Les « bons » handicapés… et les autres

Je voudrais partager ici un moment d’émotion collectif que nous avons vécu durant le 27ème festival de communication que Deauville, à travers une de ces « speed vision » que j’évoquais dans un post précédent.

Ce moment, nous le devons à Anne Buisson, directrice générale adjointe de l’AFA (association François Aupetit), une association qui regroupe des patients atteints de la maladie de Crohn et de rectocolite hémorragique. D’abord parce qu’Anne Buisson a rappelé quelques évidences qu’il serait bon de garder à l’esprit lorsqu’on s’intéresse au rôle que peuvent jouer les malades et leurs représentants dans la prise en charge de leurs pathologies.

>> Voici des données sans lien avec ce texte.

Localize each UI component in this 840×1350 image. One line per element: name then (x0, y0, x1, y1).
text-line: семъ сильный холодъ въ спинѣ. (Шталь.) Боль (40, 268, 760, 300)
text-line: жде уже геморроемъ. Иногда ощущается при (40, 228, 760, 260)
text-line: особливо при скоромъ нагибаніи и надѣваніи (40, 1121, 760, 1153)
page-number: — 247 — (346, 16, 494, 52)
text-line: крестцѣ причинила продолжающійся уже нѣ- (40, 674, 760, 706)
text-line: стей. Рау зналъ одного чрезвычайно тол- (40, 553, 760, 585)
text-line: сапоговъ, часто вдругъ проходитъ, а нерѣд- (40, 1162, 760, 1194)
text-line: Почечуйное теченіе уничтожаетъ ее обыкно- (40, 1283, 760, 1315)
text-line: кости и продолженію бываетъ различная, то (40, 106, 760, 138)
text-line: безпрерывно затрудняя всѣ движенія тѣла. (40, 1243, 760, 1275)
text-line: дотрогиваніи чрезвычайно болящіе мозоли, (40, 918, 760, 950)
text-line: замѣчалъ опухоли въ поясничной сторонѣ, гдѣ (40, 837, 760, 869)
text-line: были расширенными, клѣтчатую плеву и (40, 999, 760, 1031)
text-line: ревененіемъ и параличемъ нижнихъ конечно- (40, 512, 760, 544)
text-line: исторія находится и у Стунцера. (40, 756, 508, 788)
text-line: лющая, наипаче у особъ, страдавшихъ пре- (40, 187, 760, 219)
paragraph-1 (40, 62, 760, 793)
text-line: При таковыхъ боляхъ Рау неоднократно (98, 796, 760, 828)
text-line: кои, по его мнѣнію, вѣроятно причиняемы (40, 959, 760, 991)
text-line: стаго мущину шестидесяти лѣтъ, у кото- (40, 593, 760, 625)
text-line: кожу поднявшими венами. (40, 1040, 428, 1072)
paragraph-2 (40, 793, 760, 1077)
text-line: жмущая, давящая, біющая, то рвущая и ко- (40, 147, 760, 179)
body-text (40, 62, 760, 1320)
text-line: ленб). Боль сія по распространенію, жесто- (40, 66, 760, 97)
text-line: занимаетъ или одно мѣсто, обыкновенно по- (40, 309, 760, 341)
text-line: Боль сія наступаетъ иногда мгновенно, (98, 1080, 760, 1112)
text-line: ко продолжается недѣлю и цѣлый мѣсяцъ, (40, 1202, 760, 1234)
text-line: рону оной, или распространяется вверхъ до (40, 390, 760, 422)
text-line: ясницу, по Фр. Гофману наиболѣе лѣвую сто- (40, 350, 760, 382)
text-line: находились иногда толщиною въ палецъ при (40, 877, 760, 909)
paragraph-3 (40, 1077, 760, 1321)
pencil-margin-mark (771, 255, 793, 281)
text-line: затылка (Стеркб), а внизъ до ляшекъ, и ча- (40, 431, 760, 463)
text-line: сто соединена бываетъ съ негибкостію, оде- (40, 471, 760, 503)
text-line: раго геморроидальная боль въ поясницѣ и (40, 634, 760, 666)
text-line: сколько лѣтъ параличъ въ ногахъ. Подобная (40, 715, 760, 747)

Celle-ci par exemple : « nous avons été, nous sommes ou nous serons tous patients un jour ». Celle-là également, que les médecins feraient bien d’intégrer une bonne fois pour toutes : « Si l’on veut que le patient soit autonome, il faut accepter le risque qu’il ne fasse pas ce qu’on lui demande ». A bon entendeur…

Mais surtout, Anne Buisson a raconté l’histoire de Bertille et cette histoire illustre parfaitement (et malheureusement) ce que peut vivre un handicapé au jour le jour.

Bertille a 27 ans. Elle est atteinte d’une rectocolite hémorragique, une affection qui lui pourrit le quotidien : une sorte de « gastro puissance 10 » permanente, entrainant douleurs abdominales insupportables, épuisement et aller/retour aux toilettes jusqu’à 15 fois par jour. Une affection qui limite voire empêche toute vie sociale, professionnelle ou même affective « normale ».

Bertille a donc droit, à juste titre, à une carte d’invalidité. Un jour, elle s’arrête en voiture sur une place réservée aux handicapés. Arrive un passant qui, la voyant sortir de son véhicule, lui reproche de se garer indûment à cet endroit-là. Agressif, véhément, il lui balance quelque chose du genre « vous devriez avoir honte ».

De fait, Bertille souffre d’un handicap que ne se voit pas, qui ne se devine pas. Devrait-elle avoir honte ? Sûrement pas. Mais Bertille n’a pas envie de s’expliquer, de se justifier, de raconter son histoire personnelle. Alors, pour donner le change, Bertille se met à boiter bas. Histoire d’avoir la paix. Histoire d’être considérée comme une « vraie » handicapée – ce qu’elle est. Et tant pis si elle en éprouve de la honte. Non pas celle d’avoir triché, d’avoir abusé, mais celle de mentir pour ne pas passer pour une menteuse. La honte, manifeste et insupportable, d’être malade mais de ne même pas pouvoir le dire.